Hi @Plague und @Worrior
icv fand eure Gedanken und die Anderer sehr interessant und knüpf hier gerne an.
Hallo auch an den Themeneröffner,

Ich kann den Grundgedanken grundsätzlich nachvollziehen, dass Overthinking oft aus innerer Unsicherheit entsteht und dass es problematisch ist, diese ungefiltert beim Partner abzuladen. Dem stimme ich zu.

Mit dem Punkt der „mangelnden emotionalen Selbstwahrnehmung“ gehe ich allerdings nicht ganz mit. Nicht jede Irritation oder jedes Nachdenken über Veränderungen im Kontakt ist automatisch ein Zeichen davon. Gerade in einer Fernbeziehung sind Kommunikationsmuster ein zentraler Beziehungsträger. Wenn sich die Frequenz oder der Tonfall von Nachrichten spürbar verändert, zum Beispiel von warmherzig zu eher kühl oder distanziert, auch durch weniger Emojis oder kürzere Antworten, kann das real verunsichern. Dafür muss man weder besonders unsicher noch instabil sein. Das passiert auch reflektierten Menschen, die aufmerksam auf ihre Beziehung schauen.

Aus meiner Sicht ist entscheidend, wie man damit umgeht. Statt zu interpretieren oder Vorwürfe zu machen, halte ich es für sinnvoll, das Gespräch zu suchen, wenn man sich sieht, und die eigenen Bedürfnisse klar und ruhig zu benennen: Was brauche ich, um mich verbunden zu fühlen? Für den einen sind das z.B. ein Guten-Morgen- und Gute-Nacht-Gruß, ein abendlicher Videocall oder generell mehr Verbindlichkeit im Kontakt.

Wenn das Gegenüber sagt, dass es diese Form von Nähe gar nicht braucht und ihm die gemeinsamen Tage pro Woche völlig ausreichen, dann geht es weniger um richtig oder falsch, sondern um unterschiedliche Nähe-Distanz-Bedürfnisse. Dann muss man ehrlich prüfen, ob man damit langfristig umgehen kann oder ob die Bedürfnisse zu weit auseinanderliegen.

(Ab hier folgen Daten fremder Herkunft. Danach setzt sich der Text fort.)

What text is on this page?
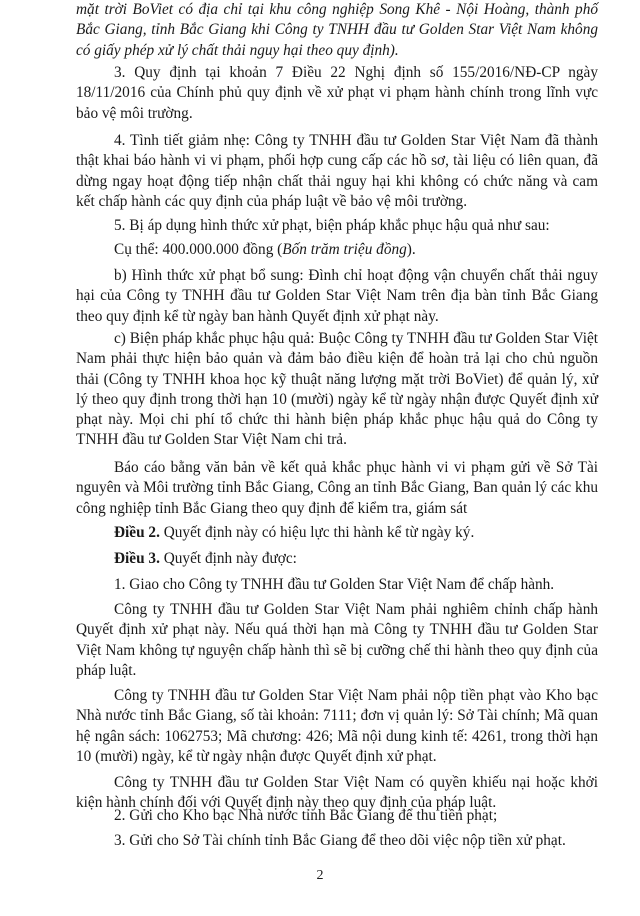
mặt trời BoViet có địa chỉ tại khu công nghiệp Song Khê - Nội Hoàng, thành phố Bắc Giang, tỉnh Bắc Giang khi Công ty TNHH đầu tư Golden Star Việt Nam không có giấy phép xử lý chất thải nguy hại theo quy định).
3. Quy định tại khoản 7 Điều 22 Nghị định số 155/2016/NĐ-CP ngày 18/11/2016 của Chính phủ quy định về xử phạt vi phạm hành chính trong lĩnh vực bảo vệ môi trường.
4. Tình tiết giảm nhẹ: Công ty TNHH đầu tư Golden Star Việt Nam đã thành thật khai báo hành vi vi phạm, phối hợp cung cấp các hồ sơ, tài liệu có liên quan, đã dừng ngay hoạt động tiếp nhận chất thải nguy hại khi không có chức năng và cam kết chấp hành các quy định của pháp luật về bảo vệ môi trường.
5. Bị áp dụng hình thức xử phạt, biện pháp khắc phục hậu quả như sau:
Cụ thể: 400.000.000 đồng (Bốn trăm triệu đồng).
b) Hình thức xử phạt bổ sung: Đình chỉ hoạt động vận chuyển chất thải nguy hại của Công ty TNHH đầu tư Golden Star Việt Nam trên địa bàn tỉnh Bắc Giang theo quy định kể từ ngày ban hành Quyết định xử phạt này.
c) Biện pháp khắc phục hậu quả: Buộc Công ty TNHH đầu tư Golden Star Việt Nam phải thực hiện bảo quản và đảm bảo điều kiện để hoàn trả lại cho chủ nguồn thải (Công ty TNHH khoa học kỹ thuật năng lượng mặt trời BoViet) để quản lý, xử lý theo quy định trong thời hạn 10 (mười) ngày kể từ ngày nhận được Quyết định xử phạt này. Mọi chi phí tổ chức thi hành biện pháp khắc phục hậu quả do Công ty TNHH đầu tư Golden Star Việt Nam chi trả.
Báo cáo bằng văn bản về kết quả khắc phục hành vi vi phạm gửi về Sở Tài nguyên và Môi trường tỉnh Bắc Giang, Công an tỉnh Bắc Giang, Ban quản lý các khu công nghiệp tỉnh Bắc Giang theo quy định để kiểm tra, giám sát
Điều 2. Quyết định này có hiệu lực thi hành kể từ ngày ký.
Điều 3. Quyết định này được:
1. Giao cho Công ty TNHH đầu tư Golden Star Việt Nam để chấp hành.
Công ty TNHH đầu tư Golden Star Việt Nam phải nghiêm chỉnh chấp hành Quyết định xử phạt này. Nếu quá thời hạn mà Công ty TNHH đầu tư Golden Star Việt Nam không tự nguyện chấp hành thì sẽ bị cưỡng chế thi hành theo quy định của pháp luật.
Công ty TNHH đầu tư Golden Star Việt Nam phải nộp tiền phạt vào Kho bạc Nhà nước tỉnh Bắc Giang, số tài khoản: 7111; đơn vị quản lý: Sở Tài chính; Mã quan hệ ngân sách: 1062753; Mã chương: 426; Mã nội dung kinh tế: 4261, trong thời hạn 10 (mười) ngày, kể từ ngày nhận được Quyết định xử phạt.
Công ty TNHH đầu tư Golden Star Việt Nam có quyền khiếu nại hoặc khởi kiện hành chính đối với Quyết định này theo quy định của pháp luật.
2. Gửi cho Kho bạc Nhà nước tỉnh Bắc Giang để thu tiền phạt;
3. Gửi cho Sở Tài chính tỉnh Bắc Giang để theo dõi việc nộp tiền xử phạt.
2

Hilfreich kann in Fernbeziehungen auch eine gemeinsame Perspektive sein: Gibt es ein Ziel, z.B. in absehbarer Zeit räumlich näher zusammenzurücken oder zusammenzuziehen? Eine geteilte Zukunftsvorstellung kann viel Unsicherheit herausnehmen.

Netten Gruß

x 4 #46


Plague
Zitat von QueenA:
Nicht jede Irritation oder jedes Nachdenken über Veränderungen im Kontakt ist automatisch ein Zeichen davon.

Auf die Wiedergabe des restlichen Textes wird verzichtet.